Une première mondiale dans la transplantation rétinienne
Des médecins de l’hôpital Molinette à Turin ont réalisé un exploit médical inédit : la première greffe au monde de la macula, la partie centrale de la rétine. L’intervention, effectuée sur une patiente de 67 ans prénommée Elena, lui a redonné la vue après cinq années de cécité totale.
Un accident de la route à l’origine de la cécité
Selon un communiqué de l’hôpital publié lundi, Elena avait perdu la vue à la suite d’un grave accident de la circulation. Son œil gauche présentait une lésion irréversible du nerf optique, empêchant la transmission de la lumière au cerveau, tandis que son œil droit, déjà atteint d’une maculopathie, avait subi des traumatismes ayant irrémédiablement compromis la rétine et la transparence de la cornée. Les médecins qualifiaient son état d’« obstacle insurmontable ».
Une technique innovante de transfert biologique
L’équipe du professeur Michele Reibaldi a surmonté cette difficulté en prélevant sur l’œil gauche, pourtant non fonctionnel, un bloc anatomique complet comprenant la cornée, la sclère, la conjonctive et, pour la première fois, la macula. Ce « transfert biologique » a permis de reconstruire un œil voyant à partir des deux yeux endommagés. L’opération, qualifiée de « très complexe », a duré près de six heures.

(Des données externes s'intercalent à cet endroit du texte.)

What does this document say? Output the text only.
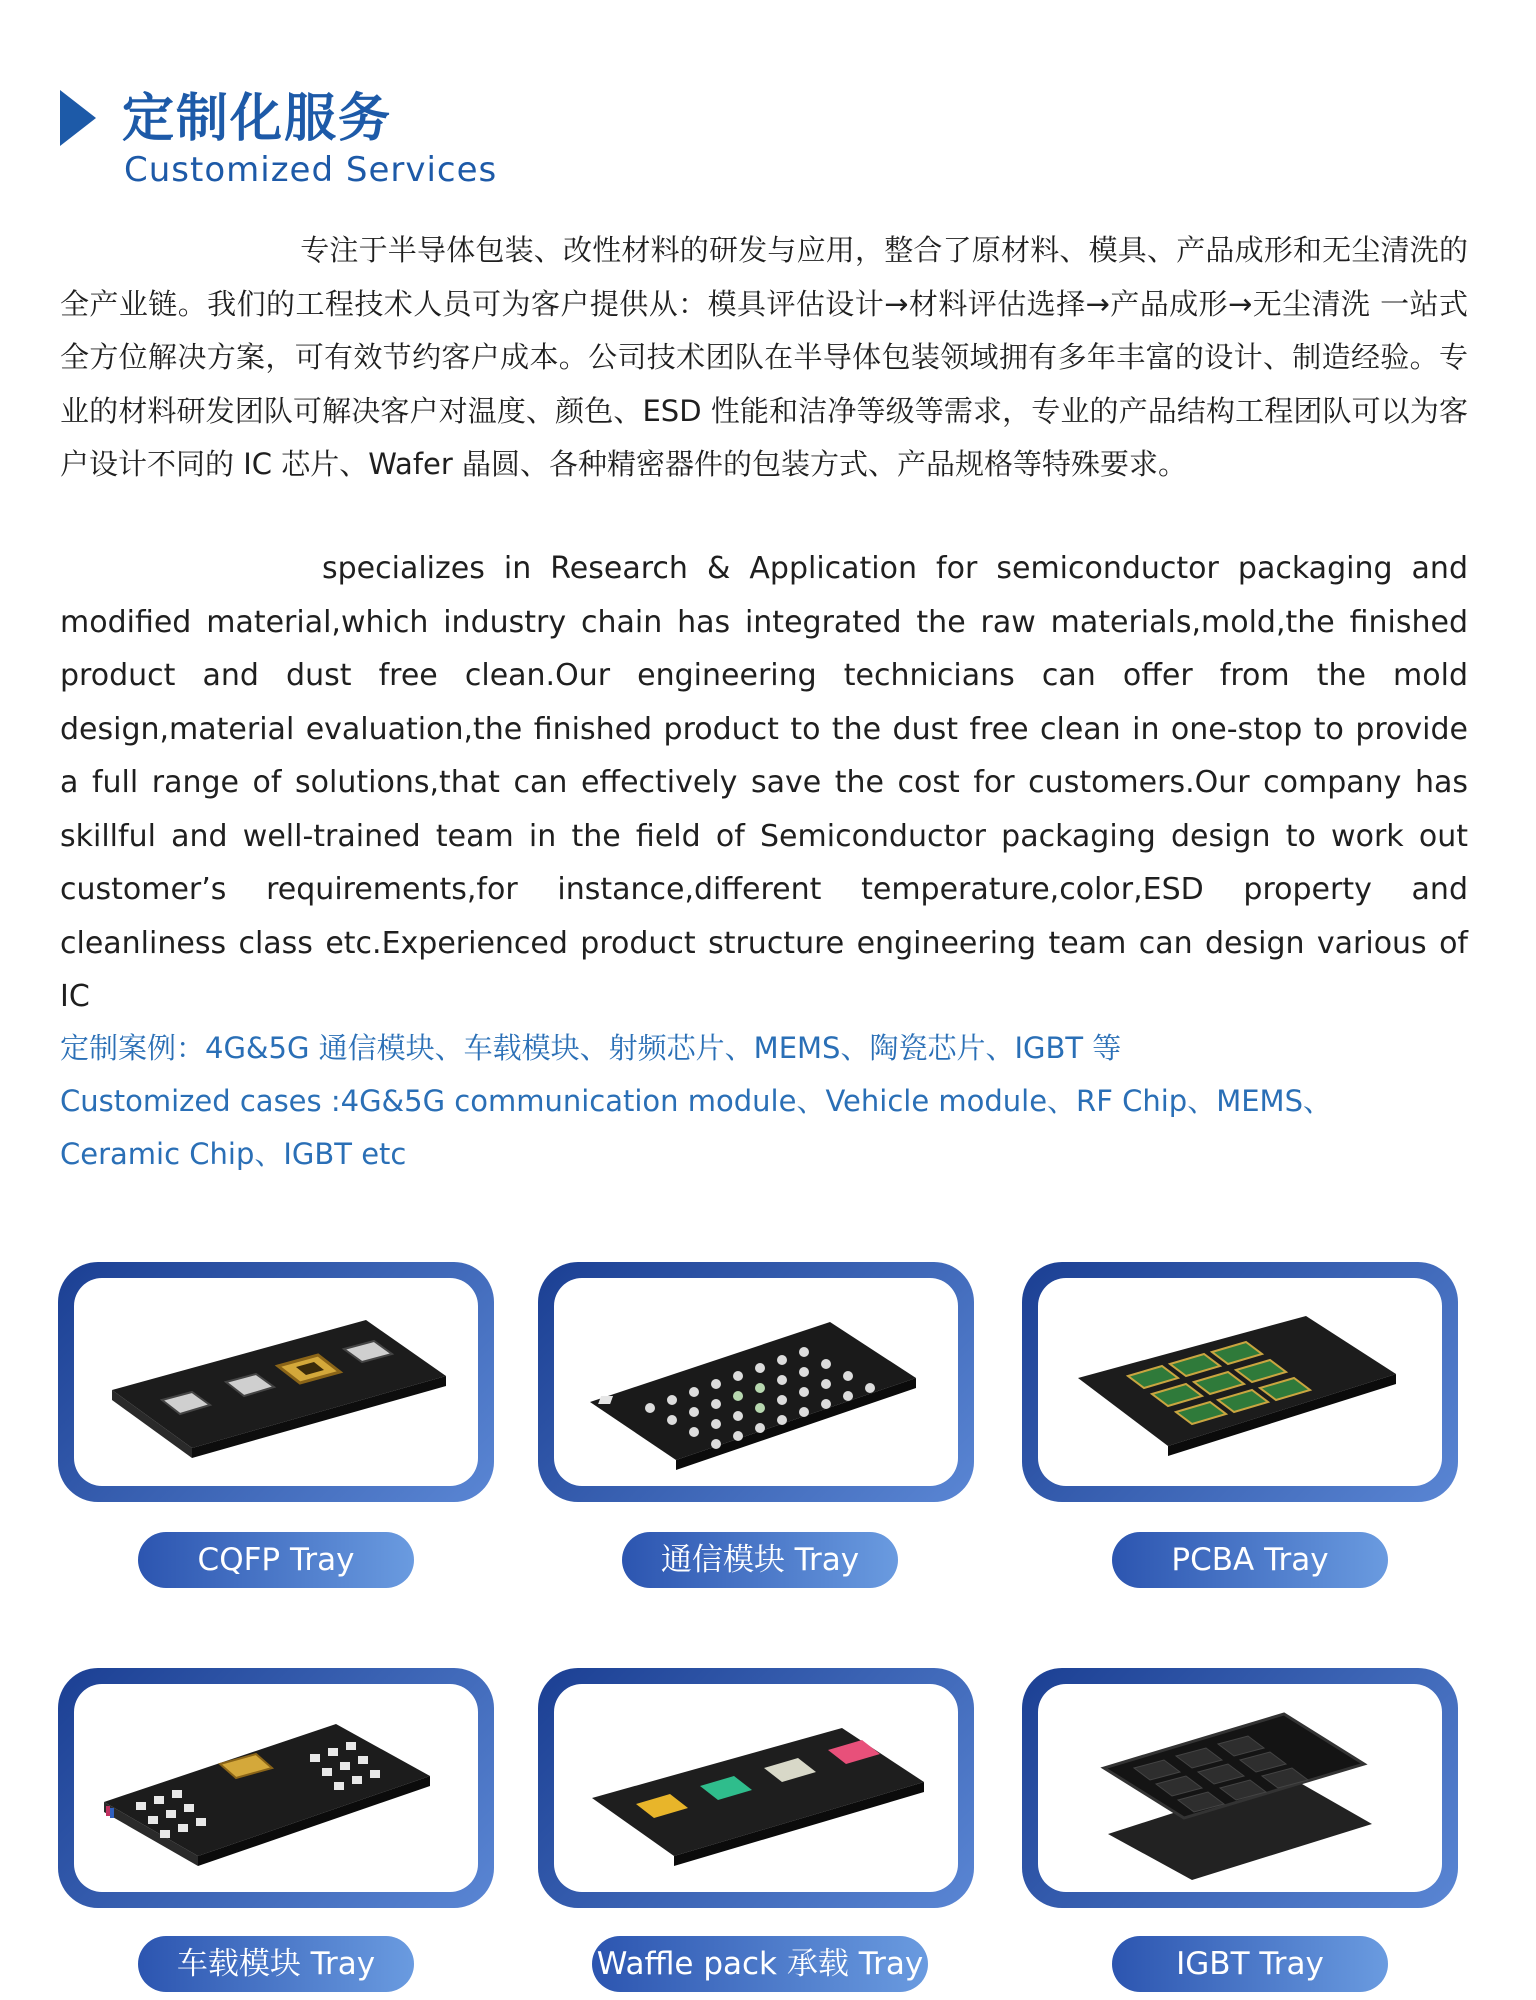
定制化服务
Customized Services
专注于半导体包装、改性材料的研发与应用，整合了原材料、模具、产品成形和无尘清洗的全产业链。我们的工程技术人员可为客户提供从：模具评估设计→材料评估选择→产品成形→无尘清洗 一站式全方位解决方案，可有效节约客户成本。公司技术团队在半导体包装领域拥有多年丰富的设计、制造经验。专业的材料研发团队可解决客户对温度、颜色、ESD 性能和洁净等级等需求，专业的产品结构工程团队可以为客户设计不同的 IC 芯片、Wafer 晶圆、各种精密器件的包装方式、产品规格等特殊要求。
specializes in Research & Application for semiconductor packaging and modified material,which industry chain has integrated the raw materials,mold,the finished product and dust free clean.Our engineering technicians can offer from the mold design,material evaluation,the finished product to the dust free clean in one-stop to provide a full range of solutions,that can effectively save the cost for customers.Our company has skillful and well-trained team in the field of Semiconductor packaging design to work out customer’s requirements,for instance,different temperature,color,ESD property and cleanliness class etc.Experienced product structure engineering team can design various of IC
定制案例：4G&5G 通信模块、车载模块、射频芯片、MEMS、陶瓷芯片、IGBT 等
Customized cases :4G&5G communication module、Vehicle module、RF Chip、MEMS、
Ceramic Chip、IGBT etc
CQFP Tray	通信模块 Tray	PCBA Tray
车载模块 Tray	Waffle pack 承载 Tray	IGBT Tray
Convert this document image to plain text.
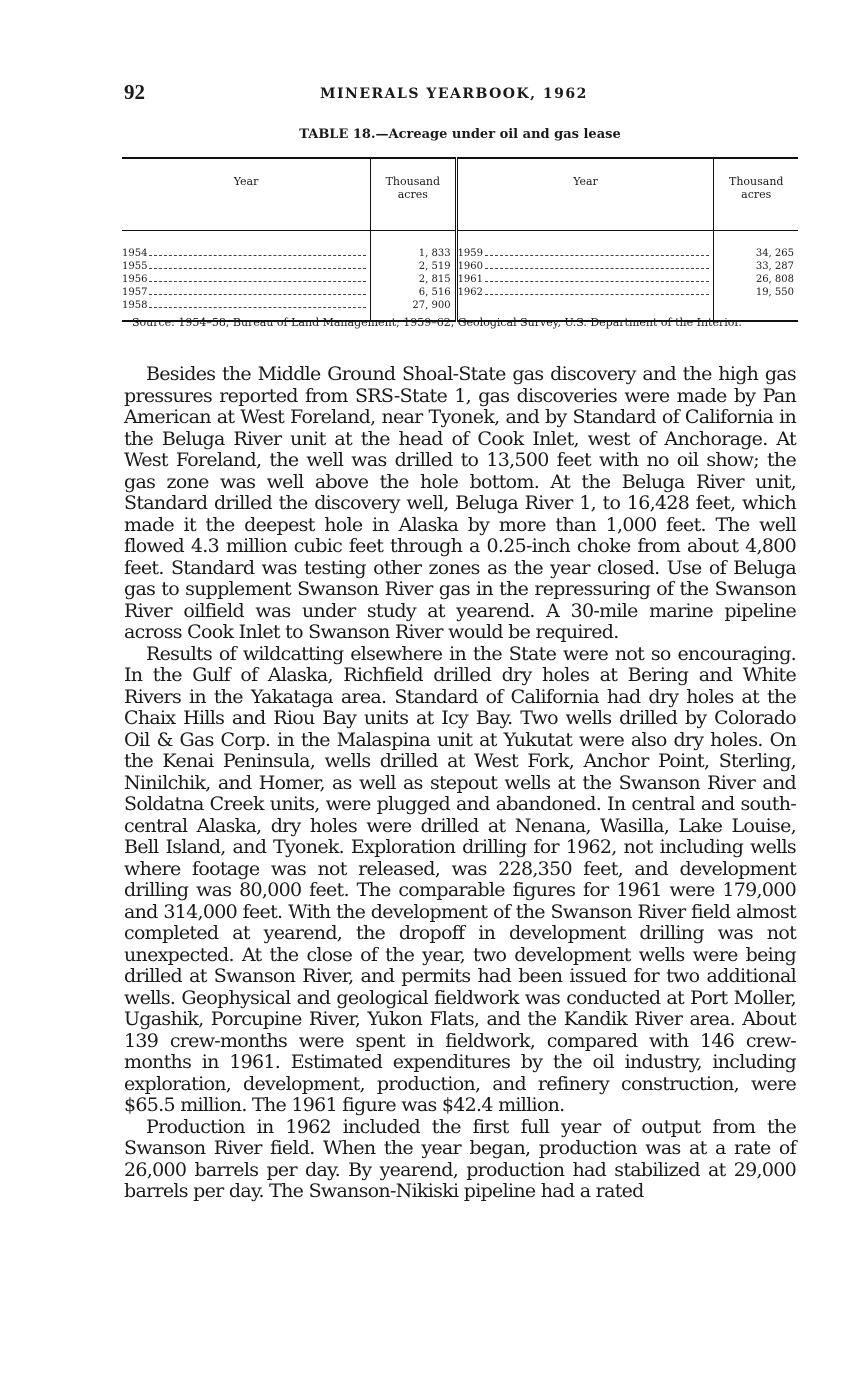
92	MINERALS YEARBOOK, 1962
TABLE 18.—Acreage under oil and gas lease
Year	Thousand acres	Year	Thousand acres

1954	1, 833	1959	34, 265

1955	2, 519	1960	33, 287

1956	2, 815	1961	26, 808

1957	6, 516	1962	19, 550

1958	27, 900		
Source: 1954–58, Bureau of Land Management; 1959–62, Geological Survey, U.S. Department of the Interior.

Besides the Middle Ground Shoal-State gas discovery and the high gas pressures reported from SRS-State 1, gas discoveries were made by Pan American at West Foreland, near Tyonek, and by Standard of California in the Beluga River unit at the head of Cook Inlet, west of Anchorage. At West Foreland, the well was drilled to 13,500 feet with no oil show; the gas zone was well above the hole bottom. At the Beluga River unit, Standard drilled the discovery well, Beluga River 1, to 16,428 feet, which made it the deepest hole in Alaska by more than 1,000 feet. The well flowed 4.3 million cubic feet through a 0.25-inch choke from about 4,800 feet. Standard was testing other zones as the year closed. Use of Beluga gas to supplement Swanson River gas in the repressuring of the Swanson River oilfield was under study at yearend. A 30-mile marine pipeline across Cook Inlet to Swanson River would be required.

Results of wildcatting elsewhere in the State were not so encouraging. In the Gulf of Alaska, Richfield drilled dry holes at Bering and White Rivers in the Yakataga area. Standard of California had dry holes at the Chaix Hills and Riou Bay units at Icy Bay. Two wells drilled by Colorado Oil & Gas Corp. in the Malaspina unit at Yukutat were also dry holes. On the Kenai Peninsula, wells drilled at West Fork, Anchor Point, Sterling, Ninilchik, and Homer, as well as stepout wells at the Swanson River and Soldatna Creek units, were plugged and abandoned. In central and south-central Alaska, dry holes were drilled at Nenana, Wasilla, Lake Louise, Bell Island, and Tyonek. Exploration drilling for 1962, not including wells where footage was not released, was 228,350 feet, and development drilling was 80,000 feet. The comparable figures for 1961 were 179,000 and 314,000 feet. With the development of the Swanson River field almost completed at yearend, the dropoff in development drilling was not unexpected. At the close of the year, two development wells were being drilled at Swanson River, and permits had been issued for two additional wells. Geophysical and geological fieldwork was conducted at Port Moller, Ugashik, Porcupine River, Yukon Flats, and the Kandik River area. About 139 crew-months were spent in fieldwork, compared with 146 crew-months in 1961. Estimated expenditures by the oil industry, including exploration, development, production, and refinery construction, were $65.5 million. The 1961 figure was $42.4 million.

Production in 1962 included the first full year of output from the Swanson River field. When the year began, production was at a rate of 26,000 barrels per day. By yearend, production had stabilized at 29,000 barrels per day. The Swanson-Nikiski pipeline had a rated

Des résultats encourageants mais prudents
« Nous attendons maintenant de voir dans quelle mesure la rétine greffée sera capable de fonctionner, mais les premiers résultats sont encourageants », a déclaré le Pr Reibaldi dans le communiqué. Le professeur Michel Paques, chef du service d’ophtalmologie à l’Hôpital national des 15-20 à Paris, a confirmé qu’il s’agissait d’une première mondiale. Cependant, il a précisé qu’« en l’absence de données publiées et évaluées par les pairs, il n’est pas possible d’évaluer objectivement la technique, sa reproductibilité ou les résultats annoncés ».
Un espoir pour les patients atteints de cécité
Cette avancée ouvre de nouvelles perspectives pour le traitement de certaines formes de cécité liées à des lésions rétiniennes. Les équipes médicales de Turin continuent de surveiller l’évolution de la patiente, dont la vision semble progressivement s’améliorer. La communauté scientifique attend avec intérêt la publication des résultats pour confirmer la validité de cette approche révolutionnaire.